2D Feature Distillation for Weakly- and Semi-Supervised 3D Semantic Segmentation

November 27, 2023 · Declared Dead · 🏛 IEEE Workshop/Winter Conference on Applications of Computer Vision

"No code URL or promise found in abstract"

Evidence collected by the PWNC Scanner

Authors Ozan Unal, Dengxin Dai, Lukas Hoyer, Yigit Baran Can, Luc Van Gool arXiv ID 2311.15605 Category cs.CV: Computer Vision Citations 6 Venue IEEE Workshop/Winter Conference on Applications of Computer Vision Last Checked 3 months ago

Abstract

As 3D perception problems grow in popularity and the need for large-scale labeled datasets for LiDAR semantic segmentation increase, new methods arise that aim to reduce the necessity for dense annotations by employing weakly-supervised training. However these methods continue to show weak boundary estimation and high false negative rates for small objects and distant sparse regions.

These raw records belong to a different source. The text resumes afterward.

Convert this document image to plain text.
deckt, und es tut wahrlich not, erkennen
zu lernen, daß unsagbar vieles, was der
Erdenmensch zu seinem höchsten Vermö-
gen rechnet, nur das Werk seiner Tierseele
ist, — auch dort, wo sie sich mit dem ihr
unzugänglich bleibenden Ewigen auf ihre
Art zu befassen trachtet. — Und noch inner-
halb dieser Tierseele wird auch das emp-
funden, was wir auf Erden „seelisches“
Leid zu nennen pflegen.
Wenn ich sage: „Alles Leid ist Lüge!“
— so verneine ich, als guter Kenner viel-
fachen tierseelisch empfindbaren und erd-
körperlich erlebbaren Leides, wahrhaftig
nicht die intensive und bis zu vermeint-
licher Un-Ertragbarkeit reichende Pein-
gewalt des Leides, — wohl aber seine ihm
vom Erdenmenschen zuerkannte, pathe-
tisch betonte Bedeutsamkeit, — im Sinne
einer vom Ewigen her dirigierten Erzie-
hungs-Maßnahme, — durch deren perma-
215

We argue that such weaknesses can be compensated by using RGB images which provide a denser representation of the scene. We propose an image-guidance network (IGNet) which builds upon the idea of distilling high level feature information from a domain adapted synthetically trained 2D semantic segmentation network. We further utilize a one-way contrastive learning scheme alongside a novel mixing strategy called FOVMix, to combat the horizontal field-of-view mismatch between the two sensors and enhance the effects of image guidance. IGNet achieves state-of-the-art results for weakly-supervised LiDAR semantic segmentation on ScribbleKITTI, boasting up to 98% relative performance to fully supervised training with only 8% labeled points, while introducing no additional annotation burden or computational/memory cost during inference. Furthermore, we show that our contributions also prove effective for semi-supervised training, where IGNet claims state-of-the-art results on both ScribbleKITTI and SemanticKITTI.